Когда тебе стало худо, ты попросил меня придти. Мне сказали, что в дом я пришел по твоему собственному зову. И вот, никогда не забуду, как ты, перед тем, как приступить к исповеди, чуть приподнявшись, слабой рукой своей подал знак, чтобы все присутствующие удалились. Вокруг тебя были только близкие — и какие уж такие были твои грехи? Но ты знал, что таинство исповеди происходит наедине, и чутким сердцем своим и здесь оказался верным сыном церкви. Немного ты мне и сказал, зато, по отпущении грехов, с каким счастьем, с каким сиянием на лице снова поднял руку, на этот раз призывая близких в комнату.
Милый Ваня, если бы ты сейчас со своей высоты мог видеть — да ты и видишь со своей высоты — нас всех, окруживших твой маленький гроб — видя наши слезы, наше горе, что бы ты, Ваня, сказал нам, захотел ли бы снова вернуться сюда? Нет, Ваня, ни ты, никто из узревших тукрасоту уже не захочет на землю, и единственные слова, которые бы ты сказал нам, были бы словами благодарности. Благодарности родителям, окружившим тебя такою любовью, и особенной же — няне, с которой ты, так сказать, составлял одно целое:
— Спасибо тебе, скорбная старица-няня.
. . . . . . . . . . . . . . . . . . . . . . . . . . . . . .
Помолись за нас.
* * *
Мать стояла в головах и — или чудится мне? — каждый раз приоткрывала лицо сына, что-то над ним приподымала, затем опускавшееся. Каждому заново. Зачем? Не проще ли…
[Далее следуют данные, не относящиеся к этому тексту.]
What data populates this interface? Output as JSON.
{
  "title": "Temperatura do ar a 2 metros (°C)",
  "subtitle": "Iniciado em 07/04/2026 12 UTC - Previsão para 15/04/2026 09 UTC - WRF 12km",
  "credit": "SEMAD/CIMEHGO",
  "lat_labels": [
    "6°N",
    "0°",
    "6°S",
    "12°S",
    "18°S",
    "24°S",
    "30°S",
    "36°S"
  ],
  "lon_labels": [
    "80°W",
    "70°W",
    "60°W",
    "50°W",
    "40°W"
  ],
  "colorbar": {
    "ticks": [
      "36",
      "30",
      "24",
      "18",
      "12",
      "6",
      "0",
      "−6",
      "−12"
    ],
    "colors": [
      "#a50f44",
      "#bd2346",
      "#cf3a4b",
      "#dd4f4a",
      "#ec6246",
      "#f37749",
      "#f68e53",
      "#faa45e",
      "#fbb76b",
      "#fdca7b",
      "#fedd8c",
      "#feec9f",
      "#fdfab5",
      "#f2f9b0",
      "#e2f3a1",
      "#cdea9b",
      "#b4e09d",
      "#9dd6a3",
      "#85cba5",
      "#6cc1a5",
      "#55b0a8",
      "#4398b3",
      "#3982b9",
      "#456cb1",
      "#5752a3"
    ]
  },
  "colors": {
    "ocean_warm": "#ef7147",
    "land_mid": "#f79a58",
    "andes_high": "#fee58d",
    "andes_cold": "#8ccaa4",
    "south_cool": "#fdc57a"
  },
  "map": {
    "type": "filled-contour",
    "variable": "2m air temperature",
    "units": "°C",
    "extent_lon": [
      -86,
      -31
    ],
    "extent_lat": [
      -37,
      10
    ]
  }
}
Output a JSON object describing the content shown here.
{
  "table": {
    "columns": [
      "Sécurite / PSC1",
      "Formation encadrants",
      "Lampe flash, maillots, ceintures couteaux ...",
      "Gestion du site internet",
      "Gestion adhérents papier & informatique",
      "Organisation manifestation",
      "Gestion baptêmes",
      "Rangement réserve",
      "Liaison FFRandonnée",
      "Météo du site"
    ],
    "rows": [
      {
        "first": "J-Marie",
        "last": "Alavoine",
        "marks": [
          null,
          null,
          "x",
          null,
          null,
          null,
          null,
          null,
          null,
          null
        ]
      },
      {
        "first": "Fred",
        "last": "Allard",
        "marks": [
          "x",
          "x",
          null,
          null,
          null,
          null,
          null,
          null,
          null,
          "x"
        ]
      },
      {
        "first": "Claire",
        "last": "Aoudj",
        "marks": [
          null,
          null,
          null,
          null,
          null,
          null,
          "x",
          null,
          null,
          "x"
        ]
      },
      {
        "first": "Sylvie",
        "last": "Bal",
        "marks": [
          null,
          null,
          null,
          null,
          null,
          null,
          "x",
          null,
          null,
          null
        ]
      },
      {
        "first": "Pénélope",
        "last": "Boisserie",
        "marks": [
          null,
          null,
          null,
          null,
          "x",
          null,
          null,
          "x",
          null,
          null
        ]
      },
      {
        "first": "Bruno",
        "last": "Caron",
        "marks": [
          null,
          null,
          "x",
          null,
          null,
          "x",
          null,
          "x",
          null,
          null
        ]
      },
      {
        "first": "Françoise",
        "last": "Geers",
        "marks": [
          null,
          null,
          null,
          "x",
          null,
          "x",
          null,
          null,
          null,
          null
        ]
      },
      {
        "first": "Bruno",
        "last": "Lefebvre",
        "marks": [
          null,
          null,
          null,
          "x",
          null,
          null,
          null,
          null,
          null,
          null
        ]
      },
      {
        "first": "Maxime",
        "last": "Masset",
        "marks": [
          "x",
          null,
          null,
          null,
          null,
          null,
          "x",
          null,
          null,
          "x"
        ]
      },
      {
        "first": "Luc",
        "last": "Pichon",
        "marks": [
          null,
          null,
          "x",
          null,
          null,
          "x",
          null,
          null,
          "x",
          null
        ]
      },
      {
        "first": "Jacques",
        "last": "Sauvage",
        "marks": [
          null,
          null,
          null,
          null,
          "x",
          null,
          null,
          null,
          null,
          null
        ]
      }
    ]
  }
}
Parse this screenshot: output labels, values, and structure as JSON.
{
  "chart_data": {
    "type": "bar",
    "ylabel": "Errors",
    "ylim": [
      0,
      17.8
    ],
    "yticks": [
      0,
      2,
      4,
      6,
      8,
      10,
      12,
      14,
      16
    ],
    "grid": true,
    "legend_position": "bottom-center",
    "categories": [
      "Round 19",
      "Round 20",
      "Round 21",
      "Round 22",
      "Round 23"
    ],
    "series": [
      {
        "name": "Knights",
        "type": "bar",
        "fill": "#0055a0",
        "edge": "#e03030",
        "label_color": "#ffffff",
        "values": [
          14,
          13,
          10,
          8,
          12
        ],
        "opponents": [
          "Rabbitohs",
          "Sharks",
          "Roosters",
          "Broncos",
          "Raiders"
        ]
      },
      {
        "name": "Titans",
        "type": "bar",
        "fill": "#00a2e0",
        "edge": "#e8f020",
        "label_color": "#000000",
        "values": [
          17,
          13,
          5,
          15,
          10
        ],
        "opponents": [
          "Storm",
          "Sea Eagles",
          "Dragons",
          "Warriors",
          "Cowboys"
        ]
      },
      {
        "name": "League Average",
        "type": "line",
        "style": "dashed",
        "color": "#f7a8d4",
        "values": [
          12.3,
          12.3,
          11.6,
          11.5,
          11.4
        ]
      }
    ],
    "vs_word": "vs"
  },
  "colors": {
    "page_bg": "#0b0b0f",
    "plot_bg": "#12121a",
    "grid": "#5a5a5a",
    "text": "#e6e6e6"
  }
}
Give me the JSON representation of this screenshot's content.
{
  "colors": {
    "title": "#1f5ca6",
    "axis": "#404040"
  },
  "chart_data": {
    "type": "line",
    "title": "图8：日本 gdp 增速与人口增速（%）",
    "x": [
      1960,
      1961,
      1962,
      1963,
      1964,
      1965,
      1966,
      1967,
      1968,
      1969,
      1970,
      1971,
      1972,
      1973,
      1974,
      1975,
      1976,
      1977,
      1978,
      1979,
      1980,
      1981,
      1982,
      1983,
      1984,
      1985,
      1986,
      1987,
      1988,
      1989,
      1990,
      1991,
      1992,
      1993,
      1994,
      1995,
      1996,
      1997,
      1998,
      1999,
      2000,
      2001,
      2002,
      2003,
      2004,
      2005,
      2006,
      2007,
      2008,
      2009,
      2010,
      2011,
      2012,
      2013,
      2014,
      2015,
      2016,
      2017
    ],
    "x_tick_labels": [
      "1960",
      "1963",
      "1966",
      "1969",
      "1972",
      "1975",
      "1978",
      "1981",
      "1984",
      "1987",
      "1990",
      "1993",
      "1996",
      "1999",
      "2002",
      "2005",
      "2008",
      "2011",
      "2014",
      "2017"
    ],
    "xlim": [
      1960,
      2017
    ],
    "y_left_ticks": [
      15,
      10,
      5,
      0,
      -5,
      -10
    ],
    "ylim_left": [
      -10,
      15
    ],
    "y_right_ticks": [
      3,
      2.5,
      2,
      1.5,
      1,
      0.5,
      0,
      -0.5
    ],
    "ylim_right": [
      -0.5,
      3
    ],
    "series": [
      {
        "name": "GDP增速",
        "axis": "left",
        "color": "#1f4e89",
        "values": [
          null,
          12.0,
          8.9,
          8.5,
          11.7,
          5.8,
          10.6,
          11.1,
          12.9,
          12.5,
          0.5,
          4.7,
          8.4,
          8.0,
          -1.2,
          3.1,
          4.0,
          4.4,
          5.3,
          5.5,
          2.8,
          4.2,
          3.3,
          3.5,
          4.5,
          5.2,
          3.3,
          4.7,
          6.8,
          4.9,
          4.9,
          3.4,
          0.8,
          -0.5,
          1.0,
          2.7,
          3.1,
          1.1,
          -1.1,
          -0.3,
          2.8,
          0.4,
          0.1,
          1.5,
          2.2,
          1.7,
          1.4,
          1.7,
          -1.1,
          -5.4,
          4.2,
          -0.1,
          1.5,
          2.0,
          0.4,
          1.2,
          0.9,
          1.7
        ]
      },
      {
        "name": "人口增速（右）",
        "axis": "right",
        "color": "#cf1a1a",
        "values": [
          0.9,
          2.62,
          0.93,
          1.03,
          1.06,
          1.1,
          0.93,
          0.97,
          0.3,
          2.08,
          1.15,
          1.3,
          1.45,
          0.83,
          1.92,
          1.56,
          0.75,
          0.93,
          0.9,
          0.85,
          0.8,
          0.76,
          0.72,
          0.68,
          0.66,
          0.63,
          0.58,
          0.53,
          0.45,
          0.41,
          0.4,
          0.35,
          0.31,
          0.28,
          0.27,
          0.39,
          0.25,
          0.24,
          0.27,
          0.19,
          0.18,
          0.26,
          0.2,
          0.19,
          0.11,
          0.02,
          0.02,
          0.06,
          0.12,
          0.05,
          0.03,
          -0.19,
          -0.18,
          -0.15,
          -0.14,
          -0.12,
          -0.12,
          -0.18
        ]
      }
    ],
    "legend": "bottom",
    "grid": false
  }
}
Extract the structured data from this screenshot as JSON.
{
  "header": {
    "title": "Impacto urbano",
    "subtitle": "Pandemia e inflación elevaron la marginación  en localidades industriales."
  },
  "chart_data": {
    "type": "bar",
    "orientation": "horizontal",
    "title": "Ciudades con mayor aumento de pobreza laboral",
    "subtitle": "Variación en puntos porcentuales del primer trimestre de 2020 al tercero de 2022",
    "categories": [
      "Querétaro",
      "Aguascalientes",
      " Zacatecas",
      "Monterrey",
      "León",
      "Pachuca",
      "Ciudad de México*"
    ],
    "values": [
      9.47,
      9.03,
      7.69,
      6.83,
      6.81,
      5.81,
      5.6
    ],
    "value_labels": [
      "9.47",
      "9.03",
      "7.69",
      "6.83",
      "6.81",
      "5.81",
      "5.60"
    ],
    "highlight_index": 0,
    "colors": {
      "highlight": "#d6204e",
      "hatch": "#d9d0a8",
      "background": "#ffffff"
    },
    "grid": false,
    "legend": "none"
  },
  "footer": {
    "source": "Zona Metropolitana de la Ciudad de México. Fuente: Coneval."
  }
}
Дело не в простоте, дело в том, что мать, явившая в мир — всем, в последний раз являла — каждому отдельно. После:
«глядите, еще не видели» рождения — «глядите, больше не увидите» погребения. Явив, скрывала (лицо в себе), вновь явив, вновь скрывала — все глубже и глубже — пока не скрыла, от всех, под крышкой гроба, пока не скрыла — от всей земли — в земле.
Мать брала сына обратно в лоно.
Была в этом жесте еще и простая материнская причастность.
* * *
Другое. Не плоть, не камень, не воск, не металл — другое. Из всего виданного — невиданное. Лица, которое передо мной, никогда не было. То, что здесь есть, не бывает. Из другого вещества.
Отличительные черты: неуподобляемость и невозможность привыкнуть. Не оторваться. Не притерпеться. Чисто внешняя (оттуда и смысловая) непроницаемость. Неделимость. Неразложимость. Ножом не разрежешь, топором не разрубишь. Лицо мертвого не слепок, а слиток.
Все концы со всеми концами сошлись. Средоточие.